Por eso todos saben que no hay tiempo que perder y a golpear las rocas, a picar piedra, levantar cascajo, luchar contra los escombros que se han convertido en el mayor enemigo de aquellos que corrieron pero no llegaron a la puerta; entonces uno vuelve a pensar: “¿Qué necesidad de vivir en edificios tan grandes, del culto a las ciudades, de apelmazarnos tanto en algunos lugares que tenemos que construir hacia arriba?, ¿Por qué hemos caído en la trampa de los edificios enormes que nos resguardan del viento, de la lluvia, atemperados con aire acondicionado para salvarnos del calor; construcciones monumentales que el día en que la tierra quiso acomodarse se convirtieron en la prisión de cientos de personas?”.

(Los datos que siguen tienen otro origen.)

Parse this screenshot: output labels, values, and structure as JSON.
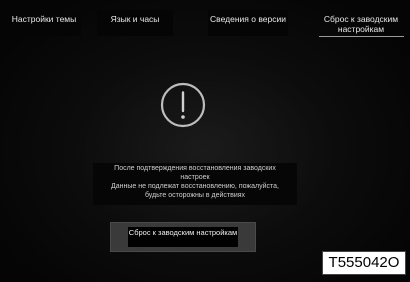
{
  "tabs": [
    {
      "label": "Настройки темы"
    },
    {
      "label": "Язык и часы"
    },
    {
      "label": "Сведения о версии"
    },
    {
      "label": "Сброс к заводским настройкам",
      "selected": true
    }
  ],
  "warning_icon": "exclamation-circle-icon",
  "message": {
    "line1": "После подтверждения восстановления заводских",
    "line2": "настроек",
    "line3": "Данные не подлежат восстановлению, пожалуйста,",
    "line4": "будьте осторожны в действиях"
  },
  "reset_button": {
    "label": "Сброс к заводским настройкам"
  },
  "image_code": "T555042O",
  "colors": {
    "accent_underline": "#9a9a9a",
    "button_bg": "#3a3a3a"
  }
}
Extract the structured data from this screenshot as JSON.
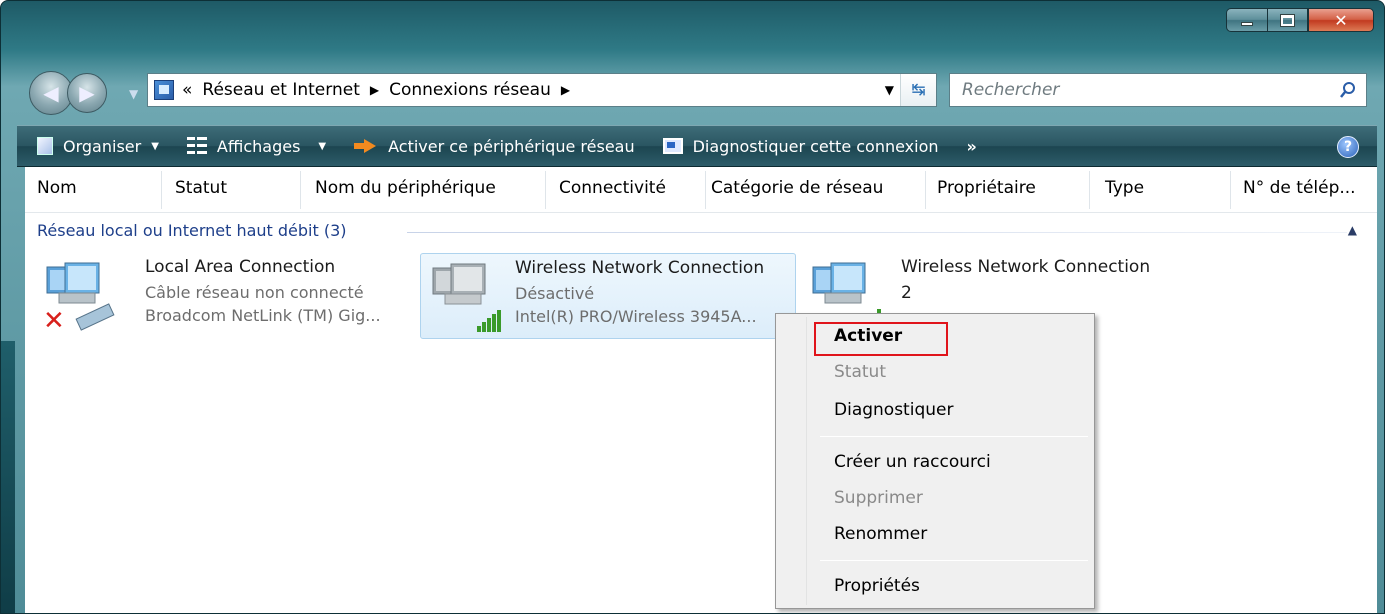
{
  "address": {
    "breadcrumb": [
      "Réseau et Internet",
      "Connexions réseau"
    ],
    "prefix": "«"
  },
  "search": {
    "placeholder": "Rechercher"
  },
  "toolbar": {
    "organize": "Organiser",
    "views": "Affichages",
    "activate": "Activer ce périphérique réseau",
    "diagnose": "Diagnostiquer cette connexion",
    "more": "»"
  },
  "columns": [
    "Nom",
    "Statut",
    "Nom du périphérique",
    "Connectivité",
    "Catégorie de réseau",
    "Propriétaire",
    "Type",
    "N° de télép..."
  ],
  "group": {
    "title": "Réseau local ou Internet haut débit (3)"
  },
  "items": [
    {
      "title": "Local Area Connection",
      "status": "Câble réseau non connecté",
      "device": "Broadcom NetLink (TM) Gig..."
    },
    {
      "title": "Wireless Network Connection",
      "status": "Désactivé",
      "device": "Intel(R) PRO/Wireless 3945A..."
    },
    {
      "title": "Wireless Network Connection",
      "title2": "2"
    }
  ],
  "context_menu": {
    "items": [
      {
        "label": "Activer",
        "style": "bold"
      },
      {
        "label": "Statut",
        "style": "disabled"
      },
      {
        "label": "Diagnostiquer",
        "style": "normal"
      },
      {
        "label": "Créer un raccourci",
        "style": "normal"
      },
      {
        "label": "Supprimer",
        "style": "disabled"
      },
      {
        "label": "Renommer",
        "style": "normal"
      },
      {
        "label": "Propriétés",
        "style": "normal"
      }
    ]
  },
  "colors": {
    "accent": "#1e3f8a",
    "highlight_box": "#e0141b",
    "toolbar": "#2a5561"
  }
}
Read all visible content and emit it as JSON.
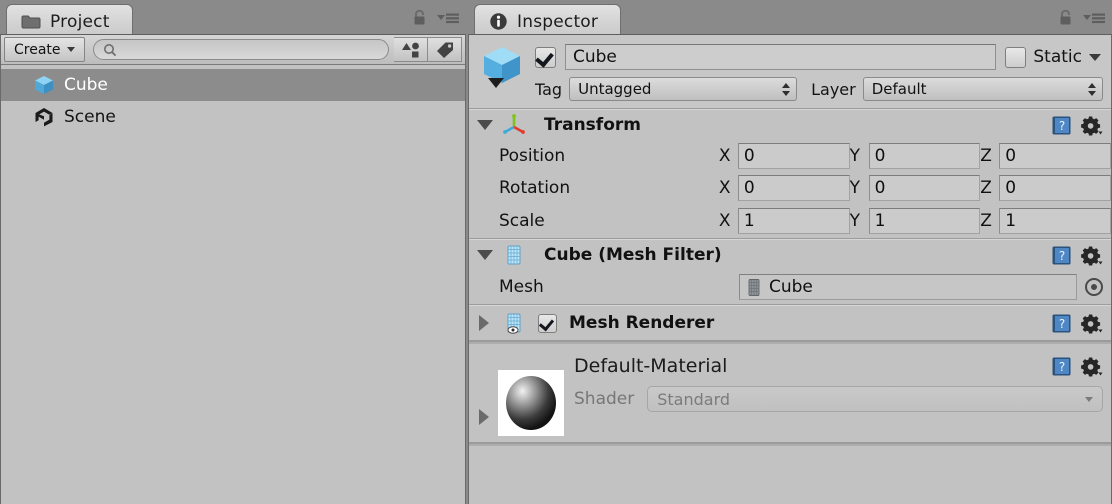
{
  "project_panel": {
    "tab": {
      "label": "Project",
      "icon": "folder-icon"
    },
    "lock_icon": "lock-icon",
    "menu_icon": "panel-menu-icon",
    "toolbar": {
      "create_label": "Create",
      "search_placeholder": "",
      "search_value": "",
      "search_icon": "search-icon",
      "filter_type_icon": "filter-by-type-icon",
      "filter_label_icon": "filter-by-label-icon"
    },
    "items": [
      {
        "label": "Cube",
        "icon": "cube-asset-icon",
        "selected": true
      },
      {
        "label": "Scene",
        "icon": "unity-scene-icon",
        "selected": false
      }
    ]
  },
  "inspector_panel": {
    "tab": {
      "label": "Inspector",
      "icon": "info-icon"
    },
    "lock_icon": "lock-icon",
    "menu_icon": "panel-menu-icon",
    "header": {
      "object_icon": "gameobject-cube-icon",
      "active_checked": true,
      "name_value": "Cube",
      "static_label": "Static",
      "static_checked": false,
      "tag_label": "Tag",
      "tag_value": "Untagged",
      "layer_label": "Layer",
      "layer_value": "Default"
    },
    "components": [
      {
        "title": "Transform",
        "icon": "transform-axis-icon",
        "expanded": true,
        "help_icon": "help-book-icon",
        "gear_icon": "settings-gear-icon",
        "rows": [
          {
            "label": "Position",
            "axes": [
              {
                "letter": "X",
                "value": "0"
              },
              {
                "letter": "Y",
                "value": "0"
              },
              {
                "letter": "Z",
                "value": "0"
              }
            ]
          },
          {
            "label": "Rotation",
            "axes": [
              {
                "letter": "X",
                "value": "0"
              },
              {
                "letter": "Y",
                "value": "0"
              },
              {
                "letter": "Z",
                "value": "0"
              }
            ]
          },
          {
            "label": "Scale",
            "axes": [
              {
                "letter": "X",
                "value": "1"
              },
              {
                "letter": "Y",
                "value": "1"
              },
              {
                "letter": "Z",
                "value": "1"
              }
            ]
          }
        ]
      },
      {
        "title": "Cube (Mesh Filter)",
        "icon": "mesh-filter-icon",
        "expanded": true,
        "help_icon": "help-book-icon",
        "gear_icon": "settings-gear-icon",
        "mesh_label": "Mesh",
        "mesh_value": "Cube",
        "mesh_value_icon": "mesh-asset-icon",
        "mesh_picker_icon": "object-picker-icon"
      },
      {
        "title": "Mesh Renderer",
        "icon": "mesh-renderer-icon",
        "expanded": false,
        "enabled_checked": true,
        "help_icon": "help-book-icon",
        "gear_icon": "settings-gear-icon"
      }
    ],
    "material": {
      "title": "Default-Material",
      "preview_icon": "material-sphere-preview",
      "expanded": false,
      "help_icon": "help-book-icon",
      "gear_icon": "settings-gear-icon",
      "shader_label": "Shader",
      "shader_value": "Standard"
    }
  },
  "colors": {
    "window_bg": "#8a8a8a",
    "panel_bg": "#c2c2c2",
    "selection": "#8c8c8c",
    "tab_bg": "#d6d6d6",
    "text": "#111111",
    "dim_text": "#7b7b7b"
  }
}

Golpe, tras golpe, tras golpe, tras golpe y nada: puros hoyos, puro polvo, puro cascajo y los voluntarios, rescatistas, paramédicos, junto con el Ejército, la Marina, la policía local y protección civil saben que se vienen días largos, pesados. Golpe, tras golpe, tras golpe y por fin se escuchan voces de entre los escombros, y los cientos de personas en la zona de desastre se encienden, y todos pegan con toda la energía recobrada por el hallazgo de vida, la adrenalina sube y los brazos adquieren poder: pum, pum, pum… “¡Rápido, una camilla!”… Y sale un sobreviviente, el júbilo es indescriptible: “¡Sí se puede, sí se puede!” gritan cientos de voces por un instante y paran, porque otra vez, hay que pegar de nuevo, hay que rascar de nuevo, vamos por otra vida.
Las manos duelen, los hombros apenas levantan el cascajo, las piernas flaquean, los ojos lloran, no por la tristeza, sino por el polvo que es insoportable: no es momento para dejarse llevar por el desánimo, ahora no, es tiempo de entender que si no eres médico, arquitecto o rescatista profesional, te has convertido en una máquina de carga; lo que en este momento sirve es tu fuerza, tu ingenio, tu capacidad física, nada más.
No falta a quien se le ocurre tomar fotografías, video, hasta una selfie justo en la zona de desastre, y claro, la gente se enoja, porque no es un lugar turístico, porque hay gente metiéndose en los escombros, arriesgando la vida para salvar otra que lleva horas extinguiéndose en la oscuridad de las ruinas. No es tiempo para el morbo, no hay cabida para el protagonismo; hoy incluso los periodistas, los fotógrafos, deben entender que su fuente es alguien que se tambalea entre la vida y la muerte y que si no levantan una piedra para rescatarlo, entonces su presencia ahí es inútil.
Entrar a los escombros es como entrar al averno y nadie que se asome a esa oscuridad sale ileso, porque ahora cada que cierras los ojos miras todo otra vez: las piedras apiladas sin regalar una salida, los golpes de la gente atrapada que anhela ver la luz una vez más, los cuerpos que salieron de ahí cubiertos por una sábana blanca porque no lograron resistir… Y sueñas con terremotos, y de pronto te mareas y sientes que tiembla de nuevo, y el corazón se destruye cuando sabes que hay personas que llevan horas en la penumbra, angustiadas, sedientas, pensando en que están a punto de morir. ¿Cómo vivir en paz cuando la tragedia del Otro ya penetró tan adentro, cómo seguir viviendo con esa marca en el espíritu?